The part of this visit to the village that really took me aback though was a walk up to the church; more specifically the graveyard where my Big Nanny’s (Great Grandma) memorial plaque is. I could remember the way to walk up to the church which sits atop a hill overlooking the rest of the village. Stacey and I strolled up around the houses and assorted buildings and entered through the gate of the graveyard. It had been well over a decade since I’d visited Big Nanny’s plaque; in fact I think I only ever saw it once when it was first put up on the wall that encases the graveyard. In my head I knew exactly where I was going (my memories had led us the right way so far) and I wanted to head left as we entered the graveyard. I had the image in my head of the plaque being on the wall that faced out back down towards the village. But, as we looked around all of the memorial plaques were up on the wall to the right which looked out onto a field that would’ve been empty if not for a dead tree still-standing in the middle of it. The grass in this field looked overgrown and dead too. Stacey was the first one to find my ‘Big Nanny’, Maude who would have been 100 years old if she were still with us today. The plaque was as I pictured it if not a little weathered – I just can’t figure out why in my mind I had it placed on the complete opposite side of the graveyard. As I stood there, I could remember Big Nanny giving Little Me some lemonade as I sat on a stool in her kitchen.

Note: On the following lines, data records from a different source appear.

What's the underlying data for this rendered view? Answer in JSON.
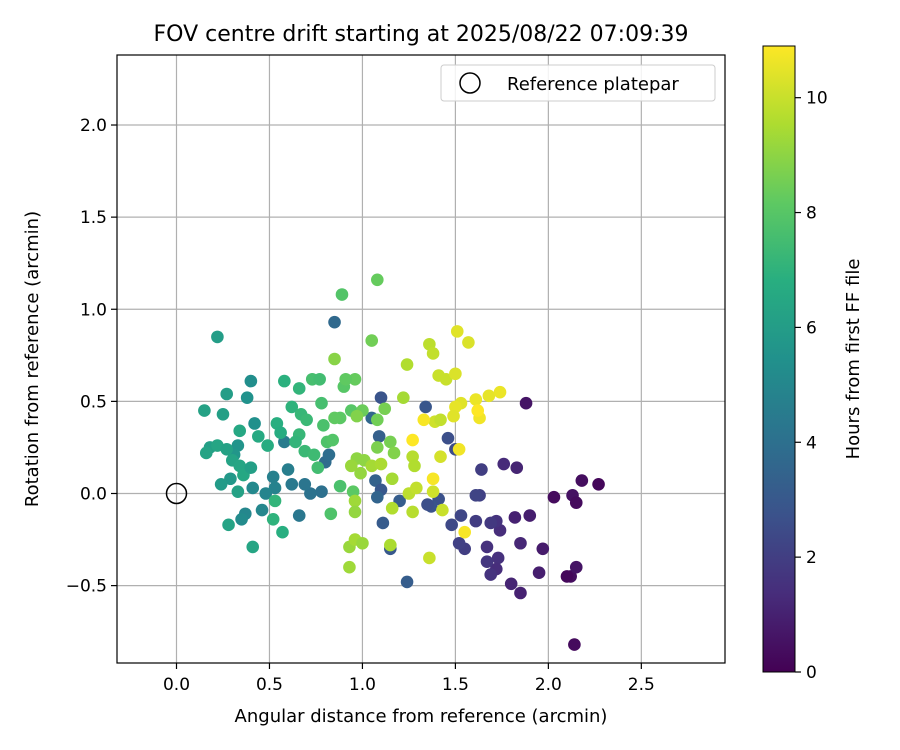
{
  "chart_data": {
    "type": "scatter",
    "title": "FOV centre drift starting at 2025/08/22 07:09:39",
    "xlabel": "Angular distance from reference (arcmin)",
    "ylabel": "Rotation from reference (arcmin)",
    "xlim": [
      -0.32,
      2.95
    ],
    "ylim": [
      -0.92,
      2.38
    ],
    "xticks": [
      0.0,
      0.5,
      1.0,
      1.5,
      2.0,
      2.5
    ],
    "yticks": [
      -0.5,
      0.0,
      0.5,
      1.0,
      1.5,
      2.0
    ],
    "xtick_labels": [
      "0.0",
      "0.5",
      "1.0",
      "1.5",
      "2.0",
      "2.5"
    ],
    "ytick_labels": [
      "−0.5",
      "0.0",
      "0.5",
      "1.0",
      "1.5",
      "2.0"
    ],
    "grid": true,
    "legend": {
      "location": "upper right",
      "entries": [
        {
          "label": "Reference platepar",
          "marker": "open-circle",
          "color": "#000000"
        }
      ]
    },
    "reference_point": {
      "x": 0.0,
      "y": 0.0
    },
    "colorbar": {
      "label": "Hours from first FF file",
      "range": [
        0,
        10.9
      ],
      "ticks": [
        0,
        2,
        4,
        6,
        8,
        10
      ],
      "tick_labels": [
        "0",
        "2",
        "4",
        "6",
        "8",
        "10"
      ],
      "colormap": "viridis"
    },
    "points": [
      {
        "x": 2.14,
        "y": -0.82,
        "h": 0.3
      },
      {
        "x": 2.12,
        "y": -0.45,
        "h": 0.4
      },
      {
        "x": 2.15,
        "y": -0.4,
        "h": 0.6
      },
      {
        "x": 2.1,
        "y": -0.45,
        "h": 0.2
      },
      {
        "x": 2.03,
        "y": -0.02,
        "h": 0.3
      },
      {
        "x": 2.13,
        "y": -0.01,
        "h": 0.5
      },
      {
        "x": 2.15,
        "y": -0.05,
        "h": 0.3
      },
      {
        "x": 2.18,
        "y": 0.07,
        "h": 0.4
      },
      {
        "x": 2.27,
        "y": 0.05,
        "h": 0.2
      },
      {
        "x": 1.88,
        "y": 0.49,
        "h": 0.6
      },
      {
        "x": 1.95,
        "y": -0.43,
        "h": 0.9
      },
      {
        "x": 1.97,
        "y": -0.3,
        "h": 0.8
      },
      {
        "x": 1.85,
        "y": -0.54,
        "h": 1.0
      },
      {
        "x": 1.8,
        "y": -0.49,
        "h": 1.1
      },
      {
        "x": 1.85,
        "y": -0.27,
        "h": 1.2
      },
      {
        "x": 1.82,
        "y": -0.13,
        "h": 1.0
      },
      {
        "x": 1.9,
        "y": -0.12,
        "h": 0.9
      },
      {
        "x": 1.83,
        "y": 0.14,
        "h": 1.1
      },
      {
        "x": 1.76,
        "y": 0.16,
        "h": 1.3
      },
      {
        "x": 1.74,
        "y": -0.2,
        "h": 1.4
      },
      {
        "x": 1.72,
        "y": -0.15,
        "h": 1.6
      },
      {
        "x": 1.73,
        "y": -0.35,
        "h": 1.5
      },
      {
        "x": 1.72,
        "y": -0.41,
        "h": 1.4
      },
      {
        "x": 1.69,
        "y": -0.44,
        "h": 1.6
      },
      {
        "x": 1.67,
        "y": -0.37,
        "h": 1.7
      },
      {
        "x": 1.67,
        "y": -0.29,
        "h": 1.5
      },
      {
        "x": 1.69,
        "y": -0.16,
        "h": 1.8
      },
      {
        "x": 1.61,
        "y": -0.15,
        "h": 1.9
      },
      {
        "x": 1.64,
        "y": 0.13,
        "h": 2.0
      },
      {
        "x": 1.63,
        "y": -0.01,
        "h": 2.1
      },
      {
        "x": 1.61,
        "y": -0.01,
        "h": 2.2
      },
      {
        "x": 1.55,
        "y": -0.3,
        "h": 2.0
      },
      {
        "x": 1.52,
        "y": -0.27,
        "h": 2.1
      },
      {
        "x": 1.53,
        "y": -0.12,
        "h": 2.3
      },
      {
        "x": 1.48,
        "y": -0.17,
        "h": 2.4
      },
      {
        "x": 1.5,
        "y": 0.24,
        "h": 2.5
      },
      {
        "x": 1.46,
        "y": 0.3,
        "h": 2.6
      },
      {
        "x": 1.41,
        "y": -0.03,
        "h": 2.7
      },
      {
        "x": 1.37,
        "y": -0.07,
        "h": 2.8
      },
      {
        "x": 1.35,
        "y": -0.06,
        "h": 2.6
      },
      {
        "x": 1.34,
        "y": 0.47,
        "h": 2.9
      },
      {
        "x": 1.24,
        "y": -0.48,
        "h": 3.2
      },
      {
        "x": 1.15,
        "y": -0.3,
        "h": 3.0
      },
      {
        "x": 1.11,
        "y": -0.16,
        "h": 3.1
      },
      {
        "x": 1.1,
        "y": 0.52,
        "h": 2.8
      },
      {
        "x": 1.09,
        "y": 0.31,
        "h": 3.3
      },
      {
        "x": 1.07,
        "y": 0.07,
        "h": 3.4
      },
      {
        "x": 1.1,
        "y": 0.02,
        "h": 3.0
      },
      {
        "x": 1.08,
        "y": -0.02,
        "h": 3.5
      },
      {
        "x": 1.05,
        "y": 0.41,
        "h": 3.6
      },
      {
        "x": 1.2,
        "y": -0.04,
        "h": 3.2
      },
      {
        "x": 0.85,
        "y": 0.93,
        "h": 3.7
      },
      {
        "x": 0.8,
        "y": 0.17,
        "h": 3.8
      },
      {
        "x": 0.82,
        "y": 0.21,
        "h": 3.9
      },
      {
        "x": 0.78,
        "y": 0.01,
        "h": 4.0
      },
      {
        "x": 0.72,
        "y": 0.0,
        "h": 4.1
      },
      {
        "x": 0.69,
        "y": 0.05,
        "h": 4.2
      },
      {
        "x": 0.66,
        "y": -0.12,
        "h": 4.3
      },
      {
        "x": 0.62,
        "y": 0.05,
        "h": 4.4
      },
      {
        "x": 0.58,
        "y": 0.28,
        "h": 4.5
      },
      {
        "x": 0.6,
        "y": 0.13,
        "h": 4.6
      },
      {
        "x": 0.52,
        "y": 0.09,
        "h": 4.7
      },
      {
        "x": 0.53,
        "y": 0.03,
        "h": 4.8
      },
      {
        "x": 0.48,
        "y": 0.0,
        "h": 4.9
      },
      {
        "x": 0.46,
        "y": -0.09,
        "h": 5.0
      },
      {
        "x": 0.41,
        "y": 0.03,
        "h": 5.1
      },
      {
        "x": 0.37,
        "y": -0.11,
        "h": 5.0
      },
      {
        "x": 0.35,
        "y": -0.14,
        "h": 5.2
      },
      {
        "x": 0.4,
        "y": 0.61,
        "h": 5.3
      },
      {
        "x": 0.42,
        "y": 0.38,
        "h": 5.4
      },
      {
        "x": 0.38,
        "y": 0.52,
        "h": 5.5
      },
      {
        "x": 0.33,
        "y": 0.26,
        "h": 5.6
      },
      {
        "x": 0.31,
        "y": 0.21,
        "h": 5.7
      },
      {
        "x": 0.29,
        "y": 0.08,
        "h": 5.8
      },
      {
        "x": 0.24,
        "y": 0.05,
        "h": 5.9
      },
      {
        "x": 0.22,
        "y": 0.85,
        "h": 6.0
      },
      {
        "x": 0.27,
        "y": 0.54,
        "h": 6.0
      },
      {
        "x": 0.25,
        "y": 0.43,
        "h": 6.1
      },
      {
        "x": 0.15,
        "y": 0.45,
        "h": 6.2
      },
      {
        "x": 0.18,
        "y": 0.25,
        "h": 6.1
      },
      {
        "x": 0.16,
        "y": 0.22,
        "h": 6.3
      },
      {
        "x": 0.22,
        "y": 0.26,
        "h": 6.4
      },
      {
        "x": 0.27,
        "y": 0.24,
        "h": 6.2
      },
      {
        "x": 0.3,
        "y": 0.18,
        "h": 6.3
      },
      {
        "x": 0.34,
        "y": 0.15,
        "h": 6.4
      },
      {
        "x": 0.36,
        "y": 0.1,
        "h": 6.5
      },
      {
        "x": 0.4,
        "y": 0.14,
        "h": 6.1
      },
      {
        "x": 0.33,
        "y": 0.01,
        "h": 6.2
      },
      {
        "x": 0.28,
        "y": -0.17,
        "h": 6.3
      },
      {
        "x": 0.41,
        "y": -0.29,
        "h": 6.4
      },
      {
        "x": 0.34,
        "y": 0.34,
        "h": 6.5
      },
      {
        "x": 0.44,
        "y": 0.31,
        "h": 6.6
      },
      {
        "x": 0.49,
        "y": 0.26,
        "h": 6.7
      },
      {
        "x": 0.54,
        "y": 0.38,
        "h": 6.8
      },
      {
        "x": 0.58,
        "y": 0.61,
        "h": 6.9
      },
      {
        "x": 0.56,
        "y": 0.33,
        "h": 6.7
      },
      {
        "x": 0.57,
        "y": -0.21,
        "h": 6.8
      },
      {
        "x": 0.52,
        "y": -0.14,
        "h": 7.0
      },
      {
        "x": 0.53,
        "y": -0.04,
        "h": 7.1
      },
      {
        "x": 0.62,
        "y": 0.47,
        "h": 7.0
      },
      {
        "x": 0.66,
        "y": 0.57,
        "h": 7.1
      },
      {
        "x": 0.67,
        "y": 0.43,
        "h": 7.2
      },
      {
        "x": 0.7,
        "y": 0.4,
        "h": 7.3
      },
      {
        "x": 0.66,
        "y": 0.32,
        "h": 7.2
      },
      {
        "x": 0.64,
        "y": 0.28,
        "h": 7.1
      },
      {
        "x": 0.69,
        "y": 0.23,
        "h": 7.3
      },
      {
        "x": 0.74,
        "y": 0.21,
        "h": 7.4
      },
      {
        "x": 0.76,
        "y": 0.14,
        "h": 7.5
      },
      {
        "x": 0.73,
        "y": 0.62,
        "h": 7.6
      },
      {
        "x": 0.77,
        "y": 0.62,
        "h": 7.5
      },
      {
        "x": 0.78,
        "y": 0.49,
        "h": 7.6
      },
      {
        "x": 0.79,
        "y": 0.37,
        "h": 7.7
      },
      {
        "x": 0.81,
        "y": 0.28,
        "h": 7.8
      },
      {
        "x": 0.84,
        "y": 0.29,
        "h": 7.9
      },
      {
        "x": 0.88,
        "y": 0.04,
        "h": 7.7
      },
      {
        "x": 0.83,
        "y": -0.11,
        "h": 7.8
      },
      {
        "x": 0.89,
        "y": 1.08,
        "h": 7.9
      },
      {
        "x": 0.9,
        "y": 0.58,
        "h": 8.0
      },
      {
        "x": 0.88,
        "y": 0.41,
        "h": 8.1
      },
      {
        "x": 0.85,
        "y": 0.41,
        "h": 8.2
      },
      {
        "x": 0.94,
        "y": 0.45,
        "h": 8.0
      },
      {
        "x": 0.96,
        "y": 0.62,
        "h": 8.3
      },
      {
        "x": 0.91,
        "y": 0.62,
        "h": 8.2
      },
      {
        "x": 0.95,
        "y": 0.01,
        "h": 8.1
      },
      {
        "x": 1.0,
        "y": 0.45,
        "h": 8.4
      },
      {
        "x": 1.05,
        "y": 0.83,
        "h": 8.5
      },
      {
        "x": 1.08,
        "y": 1.16,
        "h": 8.3
      },
      {
        "x": 1.08,
        "y": 0.4,
        "h": 8.5
      },
      {
        "x": 1.12,
        "y": 0.46,
        "h": 8.6
      },
      {
        "x": 1.08,
        "y": 0.25,
        "h": 8.7
      },
      {
        "x": 1.15,
        "y": 0.28,
        "h": 8.6
      },
      {
        "x": 1.17,
        "y": 0.22,
        "h": 8.8
      },
      {
        "x": 0.85,
        "y": 0.73,
        "h": 8.9
      },
      {
        "x": 0.97,
        "y": 0.42,
        "h": 8.8
      },
      {
        "x": 0.97,
        "y": 0.19,
        "h": 9.0
      },
      {
        "x": 0.99,
        "y": 0.11,
        "h": 9.1
      },
      {
        "x": 1.01,
        "y": 0.18,
        "h": 9.0
      },
      {
        "x": 0.94,
        "y": 0.15,
        "h": 9.2
      },
      {
        "x": 0.96,
        "y": -0.04,
        "h": 9.3
      },
      {
        "x": 0.96,
        "y": -0.1,
        "h": 9.1
      },
      {
        "x": 0.93,
        "y": -0.29,
        "h": 9.2
      },
      {
        "x": 0.96,
        "y": -0.25,
        "h": 9.4
      },
      {
        "x": 0.93,
        "y": -0.4,
        "h": 9.3
      },
      {
        "x": 1.0,
        "y": -0.27,
        "h": 9.2
      },
      {
        "x": 1.05,
        "y": 0.15,
        "h": 9.4
      },
      {
        "x": 1.1,
        "y": 0.16,
        "h": 9.5
      },
      {
        "x": 1.16,
        "y": 0.08,
        "h": 9.4
      },
      {
        "x": 1.16,
        "y": -0.08,
        "h": 9.6
      },
      {
        "x": 1.15,
        "y": -0.28,
        "h": 9.5
      },
      {
        "x": 1.22,
        "y": 0.52,
        "h": 9.4
      },
      {
        "x": 1.24,
        "y": 0.7,
        "h": 9.6
      },
      {
        "x": 1.27,
        "y": 0.2,
        "h": 9.7
      },
      {
        "x": 1.28,
        "y": 0.15,
        "h": 9.6
      },
      {
        "x": 1.25,
        "y": 0.0,
        "h": 9.8
      },
      {
        "x": 1.27,
        "y": -0.1,
        "h": 9.7
      },
      {
        "x": 1.29,
        "y": 0.03,
        "h": 9.9
      },
      {
        "x": 1.36,
        "y": 0.81,
        "h": 9.8
      },
      {
        "x": 1.38,
        "y": 0.76,
        "h": 9.9
      },
      {
        "x": 1.41,
        "y": 0.64,
        "h": 10.0
      },
      {
        "x": 1.45,
        "y": 0.62,
        "h": 10.0
      },
      {
        "x": 1.39,
        "y": 0.39,
        "h": 10.1
      },
      {
        "x": 1.42,
        "y": 0.4,
        "h": 9.9
      },
      {
        "x": 1.36,
        "y": -0.35,
        "h": 10.0
      },
      {
        "x": 1.38,
        "y": 0.01,
        "h": 10.1
      },
      {
        "x": 1.42,
        "y": 0.2,
        "h": 10.2
      },
      {
        "x": 1.43,
        "y": -0.09,
        "h": 10.0
      },
      {
        "x": 1.5,
        "y": 0.65,
        "h": 10.3
      },
      {
        "x": 1.57,
        "y": 0.82,
        "h": 10.3
      },
      {
        "x": 1.51,
        "y": 0.88,
        "h": 10.4
      },
      {
        "x": 1.53,
        "y": 0.49,
        "h": 10.4
      },
      {
        "x": 1.5,
        "y": 0.47,
        "h": 10.5
      },
      {
        "x": 1.49,
        "y": 0.42,
        "h": 10.4
      },
      {
        "x": 1.61,
        "y": 0.51,
        "h": 10.6
      },
      {
        "x": 1.63,
        "y": 0.41,
        "h": 10.7
      },
      {
        "x": 1.68,
        "y": 0.53,
        "h": 10.5
      },
      {
        "x": 1.74,
        "y": 0.55,
        "h": 10.6
      },
      {
        "x": 1.52,
        "y": 0.24,
        "h": 10.7
      },
      {
        "x": 1.55,
        "y": -0.21,
        "h": 10.8
      },
      {
        "x": 1.33,
        "y": 0.4,
        "h": 10.8
      },
      {
        "x": 1.62,
        "y": 0.45,
        "h": 10.9
      },
      {
        "x": 1.27,
        "y": 0.29,
        "h": 10.9
      },
      {
        "x": 1.38,
        "y": 0.08,
        "h": 10.8
      }
    ]
  }
}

My memory is actually pretty good. At least I think it is as that’s what Stacey tells me. I guess my long term memory must be better as I’m pretty good at remembering specific events and on what date they occurred, whereas I keep forgetting to do things (writing) that need doing in the here and now. For example I can tell you that I wrote a blog a year ago to the very day - It was called Season Finale - without having to look it up. Now, I know a blog isn’t a significant event, but I can remember writing it the day between the wedding of my friends Sarah and Mike (Happy Anniversary!) and the day I started that job I had in London for a bit – and I can remember those dates as they are burned into my mind as important days in the life of me. That’s how my mind works.

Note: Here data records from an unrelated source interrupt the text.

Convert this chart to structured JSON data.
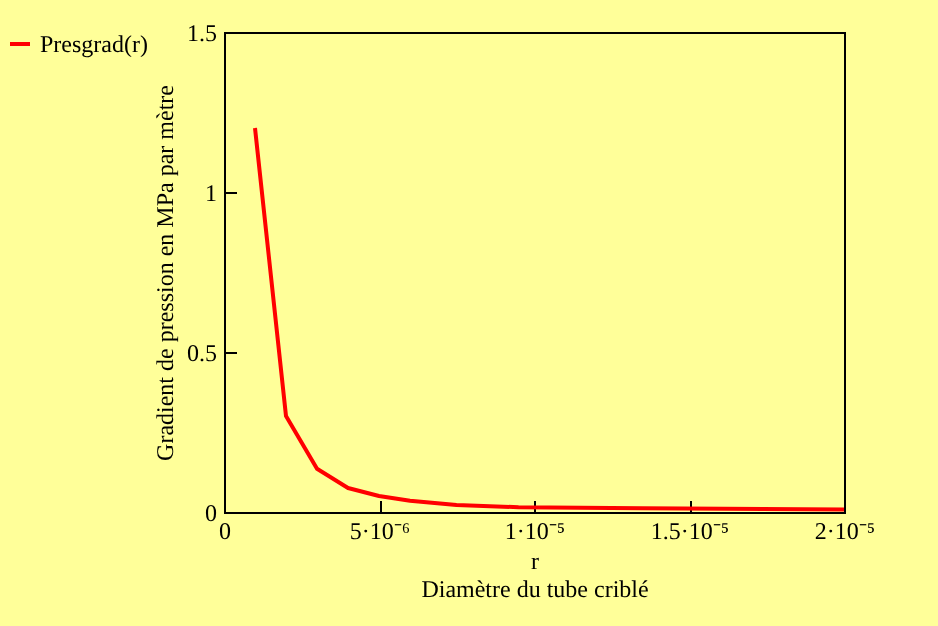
{
  "chart_data": {
    "type": "line",
    "xlabel": "r\nDiamètre du tube criblé",
    "ylabel": "Gradient de pression en MPa par mètre",
    "x": [
      1e-06,
      2e-06,
      3e-06,
      4e-06,
      5e-06,
      6e-06,
      7.5e-06,
      9.5e-06,
      1.35e-05,
      2e-05
    ],
    "series": [
      {
        "name": "Presgrad(r)",
        "color": "#ff0000",
        "values": [
          1.2,
          0.3,
          0.135,
          0.075,
          0.05,
          0.035,
          0.022,
          0.015,
          0.012,
          0.008
        ]
      }
    ],
    "xlim": [
      0,
      2e-05
    ],
    "xticks": [
      0,
      {
        "value": 5e-06,
        "label": "5·10⁻⁶"
      },
      {
        "value": 1e-05,
        "label": "1·10⁻⁵"
      },
      {
        "value": 1.5e-05,
        "label": "1.5·10⁻⁵"
      },
      {
        "value": 2e-05,
        "label": "2·10⁻⁵"
      }
    ],
    "ylim": [
      0,
      1.5
    ],
    "yticks": [
      0,
      0.5,
      1,
      1.5
    ],
    "grid": false,
    "legend": "left",
    "line_style": "solid",
    "marker": "none"
  }
}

To add to these thoughts, I’ve watched two films that touch on this subject over the past few days (by coincidence, not choice). These are 50 First Dates and Eternal Sunshine of the Spotless Mind. Both films explore memory loss or in the case of Eternal Sunshine, memory erasing and how our memories make us who we are.

I think I’m going to listen to some Metallica now (remember the title?) – Thanks for reading my ramblings; I hope they’re not so bad that you’ll forget them immediately.